The larger problem here is not just that economists think that they know a lot more than they know. It is that they -- much more than the surgery professor who wanted to teach a course about ignorance -- find it of surpassing importance for the world to believe that economics is a science. If even "real doctors" encounter hostility to the idea that they should acknowledge where their realms of knowledge end, it is easy to see why pseudo-scientists like economists insist on presenting their field as a "neat and linear process," lest their views be "vigorously challenged and revised by successive generations." It is too terrifying even to contemplate admitting the truth.
There are, of course, instances in which conservatives will admit that we do not know things. A talking point has emerged among conservative economists, for example, that there are simply no good economic theories to explain how to deal with the aftermath of the Great Recession, in both the U.S. and Europe.
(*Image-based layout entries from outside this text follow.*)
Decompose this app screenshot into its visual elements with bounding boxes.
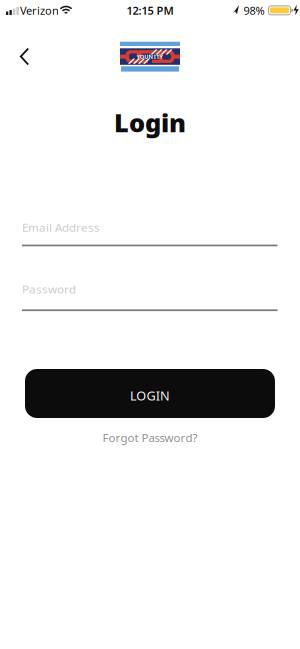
button[interactable]: Password bbox=[22, 281, 278, 311]
staticText: YOUNITY bbox=[136, 53, 164, 60]
staticText: Email Address bbox=[22, 219, 100, 235]
button[interactable]: LOGIN bbox=[25, 369, 275, 418]
staticText: LOGIN bbox=[130, 387, 170, 404]
staticText: Password bbox=[22, 281, 76, 297]
staticText: Login bbox=[114, 105, 186, 140]
staticText: 98% bbox=[244, 3, 264, 18]
button[interactable]: Forgot Password? bbox=[102, 430, 198, 445]
staticText: Verizon bbox=[20, 3, 59, 18]
button[interactable]: Back bbox=[10, 42, 40, 72]
staticText: Forgot Password? bbox=[102, 430, 198, 445]
button[interactable]: Email Address bbox=[22, 219, 278, 246]
staticText: 12:15 PM bbox=[126, 3, 174, 18]
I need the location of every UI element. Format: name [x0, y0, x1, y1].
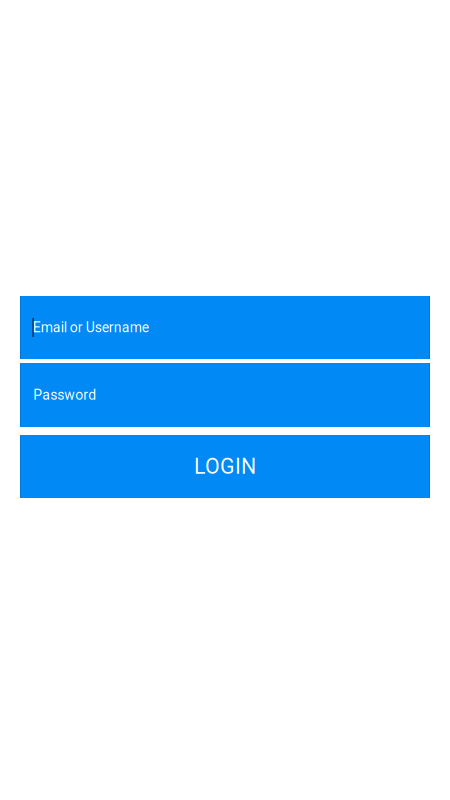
button[interactable]: Email or Username — [20, 296, 430, 359]
button[interactable]: Password — [20, 363, 430, 427]
staticText: Email or Username — [33, 319, 149, 336]
staticText: LOGIN — [194, 454, 256, 479]
staticText: Password — [33, 387, 96, 403]
button[interactable]: LOGIN — [20, 435, 430, 498]
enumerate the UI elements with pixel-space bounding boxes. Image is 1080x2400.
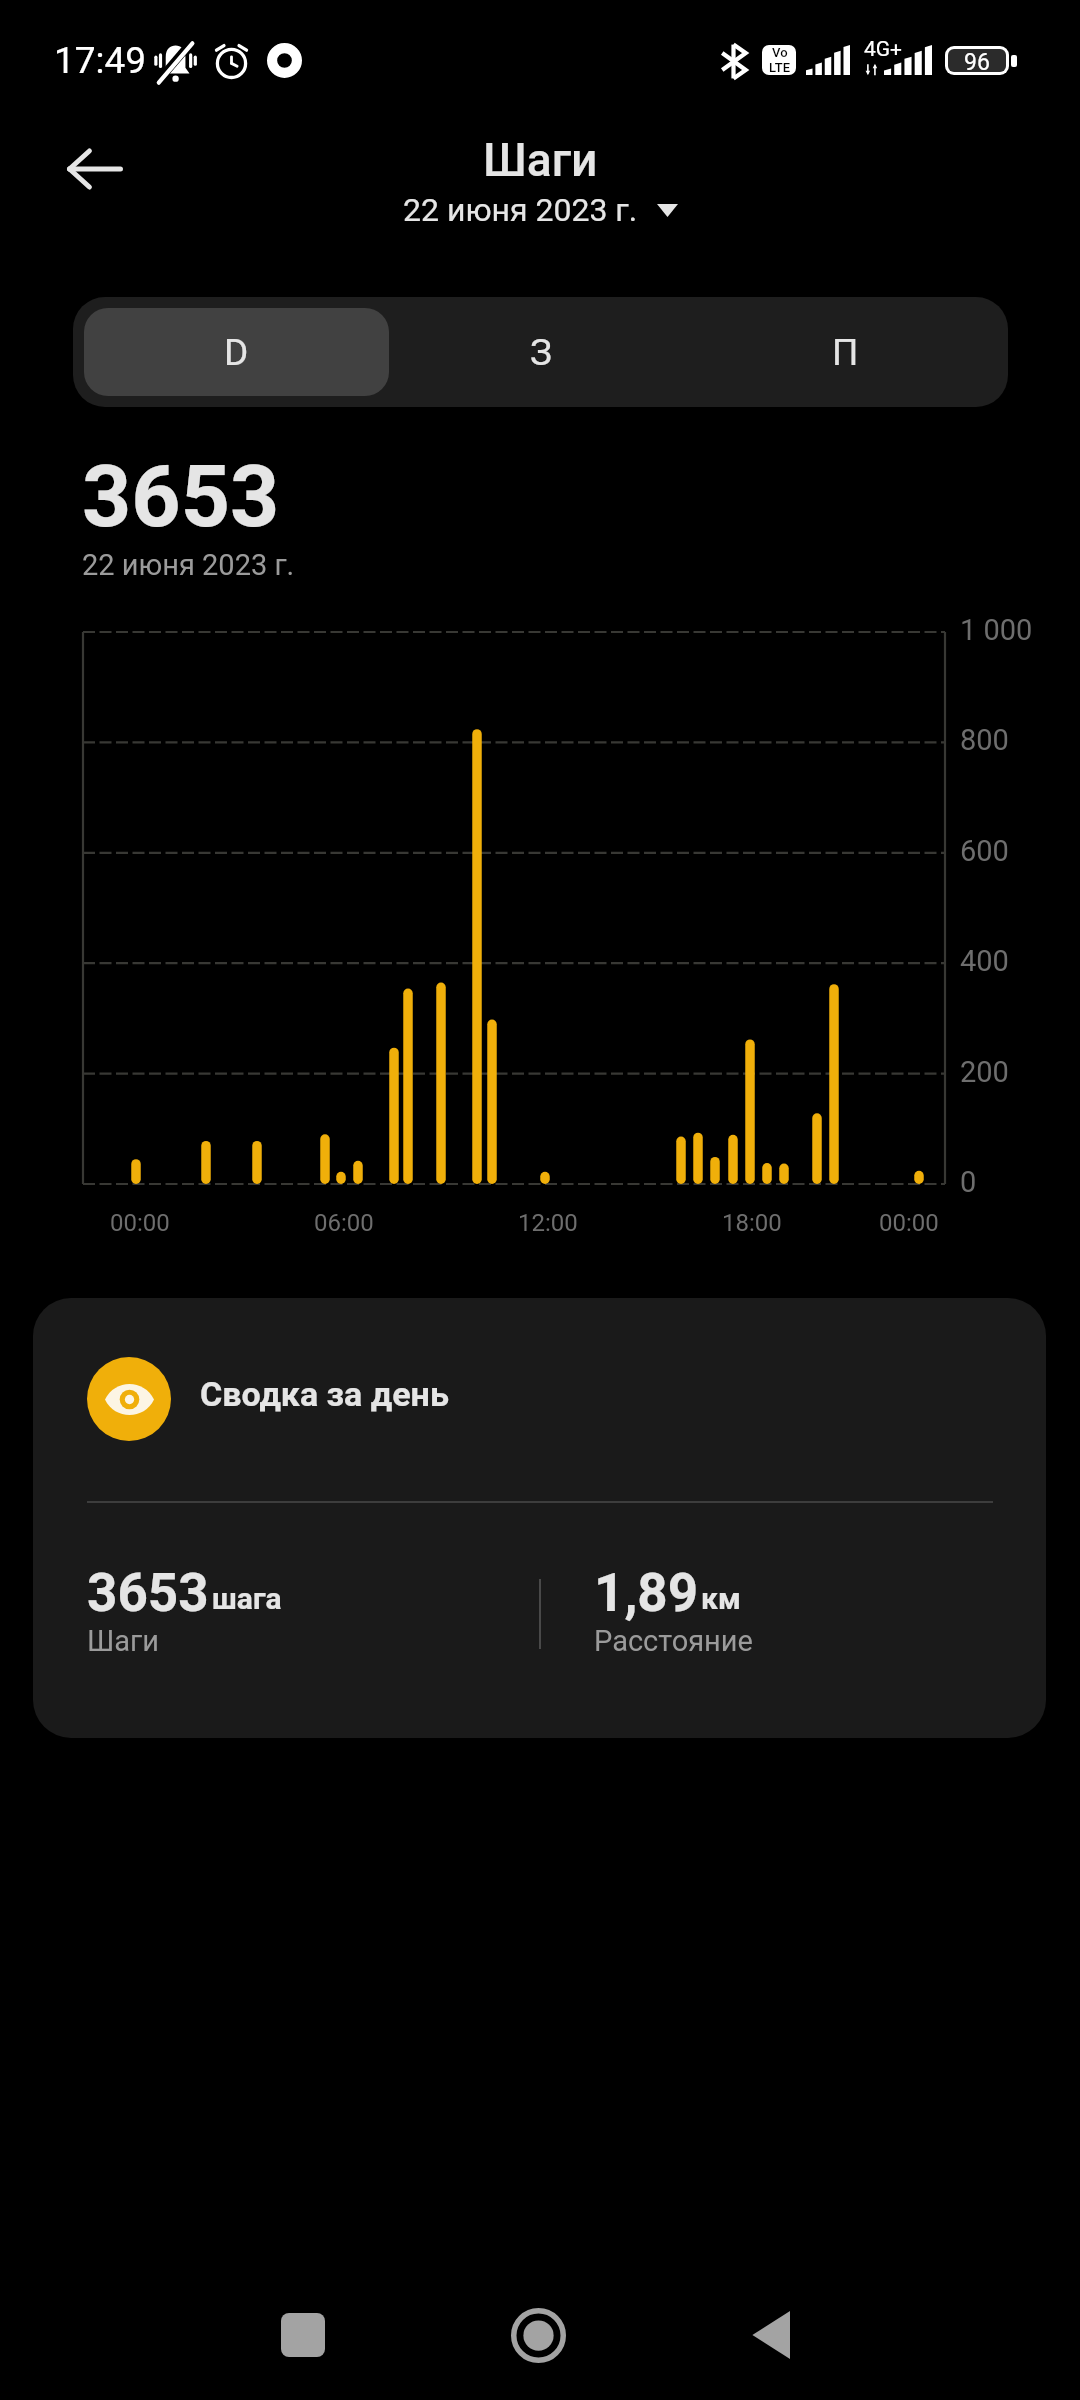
staticText: 3653 <box>82 446 280 547</box>
staticText: 17:49 <box>54 39 147 82</box>
staticText: Расстояние <box>594 1624 753 1658</box>
staticText: Шаги <box>87 1624 159 1658</box>
staticText: Vo <box>772 45 788 60</box>
button[interactable]: D <box>84 308 389 396</box>
staticText: 00:00 <box>879 1209 939 1237</box>
staticText: D <box>224 331 249 374</box>
button[interactable]: Сводка за день <box>33 1298 1046 1738</box>
staticText: 800 <box>960 723 1009 757</box>
staticText: 12:00 <box>518 1209 578 1237</box>
button[interactable]: 22 июня 2023 г. <box>385 183 696 237</box>
button[interactable]: П <box>693 308 997 396</box>
staticText: 22 июня 2023 г. <box>82 548 295 582</box>
button[interactable]: Recent apps <box>213 2245 393 2400</box>
staticText: Шаги <box>483 133 598 187</box>
button[interactable]: Home <box>448 2245 628 2400</box>
staticText: 18:00 <box>722 1209 782 1237</box>
button[interactable]: Back <box>40 114 150 224</box>
staticText: 22 июня 2023 г. <box>403 191 638 229</box>
button[interactable]: Back <box>680 2245 860 2400</box>
staticText: 600 <box>960 834 1009 868</box>
staticText: 3653 <box>87 1562 209 1624</box>
staticText: 400 <box>960 944 1009 978</box>
staticText: Сводка за день <box>200 1374 449 1414</box>
button[interactable]: З <box>389 308 693 396</box>
staticText: 200 <box>960 1055 1009 1089</box>
staticText: 96 <box>964 49 990 72</box>
staticText: 00:00 <box>110 1209 170 1237</box>
staticText: 4G+ <box>864 37 903 62</box>
staticText: 1,89 <box>594 1562 699 1624</box>
staticText: З <box>530 331 552 374</box>
staticText: км <box>701 1581 741 1616</box>
staticText: 1 000 <box>960 613 1033 647</box>
staticText: LTE <box>769 60 790 75</box>
staticText: 0 <box>960 1165 977 1199</box>
staticText: П <box>832 331 859 374</box>
staticText: 06:00 <box>314 1209 374 1237</box>
staticText: шага <box>212 1581 282 1616</box>
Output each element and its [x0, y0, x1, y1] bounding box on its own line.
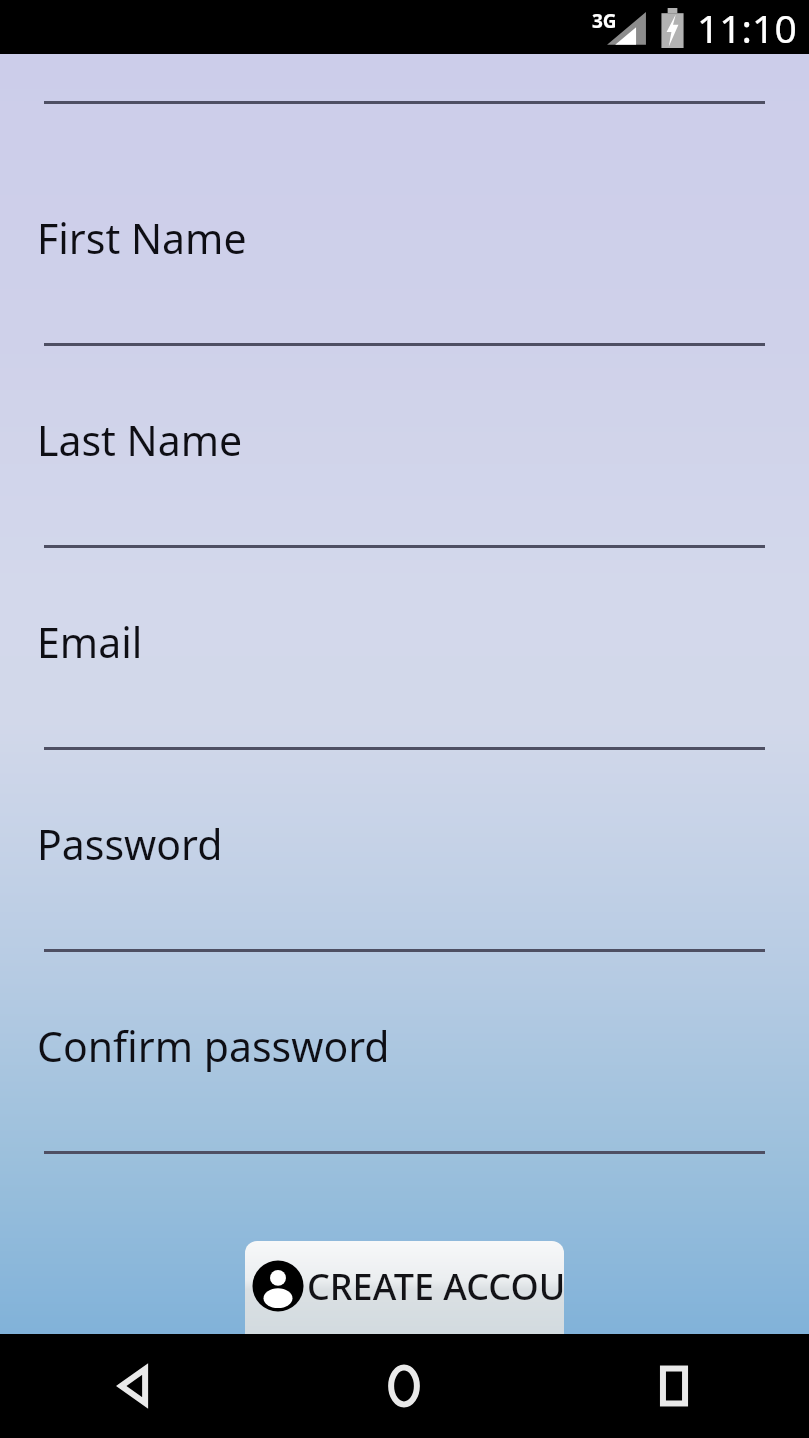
button[interactable]: Home — [269, 1334, 539, 1438]
button[interactable]: Password — [44, 748, 765, 950]
staticText: First Name — [37, 210, 247, 266]
button[interactable]: Back — [0, 1334, 269, 1438]
staticText: 3G — [592, 8, 617, 34]
button[interactable]: Last Name — [44, 344, 765, 546]
staticText: 11:10 — [697, 1, 797, 54]
button[interactable]: First Name — [44, 102, 765, 344]
staticText: Confirm password — [37, 1018, 390, 1074]
button[interactable]: Email — [44, 546, 765, 748]
button[interactable]: Recent apps — [539, 1334, 809, 1438]
staticText: Email — [37, 614, 143, 670]
staticText: Password — [37, 816, 223, 872]
staticText: Last Name — [37, 412, 243, 468]
staticText: CREATE ACCOUNT — [307, 1262, 564, 1311]
button[interactable]: CREATE ACCOUNT — [245, 1241, 564, 1338]
button[interactable]: Confirm password — [44, 950, 765, 1152]
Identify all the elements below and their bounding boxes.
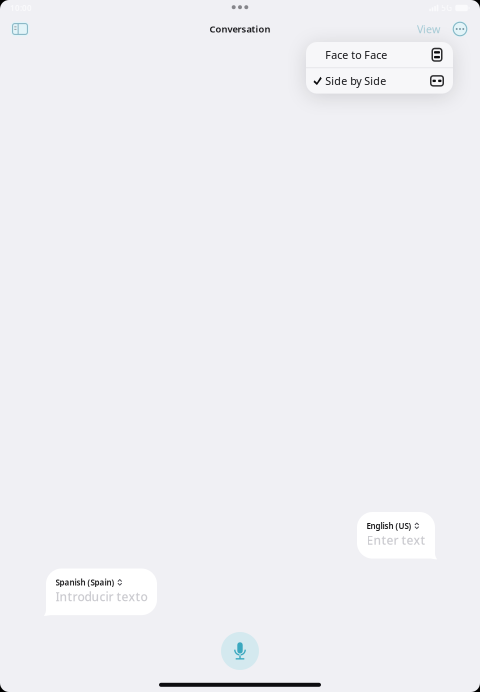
button[interactable]: Spanish (Spain) <box>56 577 123 588</box>
button[interactable]: Spanish (Spain) <box>46 569 157 615</box>
button[interactable]: Start Listening <box>221 632 259 670</box>
staticText: Conversation <box>210 23 270 35</box>
staticText: Face to Face <box>325 48 387 62</box>
button[interactable]: English (US) <box>366 520 420 531</box>
button[interactable]: Face to Face <box>306 42 453 68</box>
button[interactable]: View <box>413 15 444 43</box>
button[interactable]: More Options <box>448 15 472 43</box>
staticText: Introducir texto <box>56 589 148 605</box>
staticText: Side by Side <box>325 74 386 88</box>
button[interactable]: English (US) <box>357 512 435 559</box>
staticText: 10:00 <box>10 3 32 13</box>
staticText: View <box>417 22 440 36</box>
staticText: Spanish (Spain) <box>56 577 114 588</box>
button[interactable]: Show Sidebar <box>4 15 36 43</box>
button[interactable]: Side by Side <box>306 68 453 94</box>
staticText: English (US) <box>366 520 412 531</box>
staticText: Enter text <box>366 532 426 548</box>
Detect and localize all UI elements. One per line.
This is what drives Paul Krugman crazy, and understandably so, because that move simply ignores the excellent track record of even the simplest Keynesian economic model in explaining persistent sluggishness, the failure of inflation to emerge even in the aftermath of massive monetary stimulus, and low interest rates in a world with relatively high government deficits. "Well, no one really knows nuthin', anyway," is thus a useful dodge when the conservatives' supposedly True Scientific Knowledge fails.
In a Dorf on Law post last year, I offered a different reason that scholars might resist admitting ambiguity. A biologist who specializes in evolution and climate science had contacted me, describing how he had tried to teach a course at his university which would allow students to explore the boundaries of what we know about evolution. Even the scientists who fully understood the pedagogical value of such a course resisted having it taught, because the people who want to pretend that "the science is still out" on climate change and evolution would surely grab onto any news that a Real Scientist was admitting that those theories are incomplete.
The difference between real science and modern economics is not that the former possesses unchallengeable truths, while the latter is unmitigated mush. The problem is that economists are so deeply invested in the scientific dodge. (An MIT economist, defending her conservative conclusions on education policy, once told an interviewer that she was not concerned with politics, because "I'm a scientist.") More than almost any other field, economists cannot admit that their worldview is unscientific -- even though they could do so (as Krugman does) and still at least have the opportunity to show that their non-science can contribute to the policy debate. For far too many, their professional self-image is too fragile to allow them admit the truth.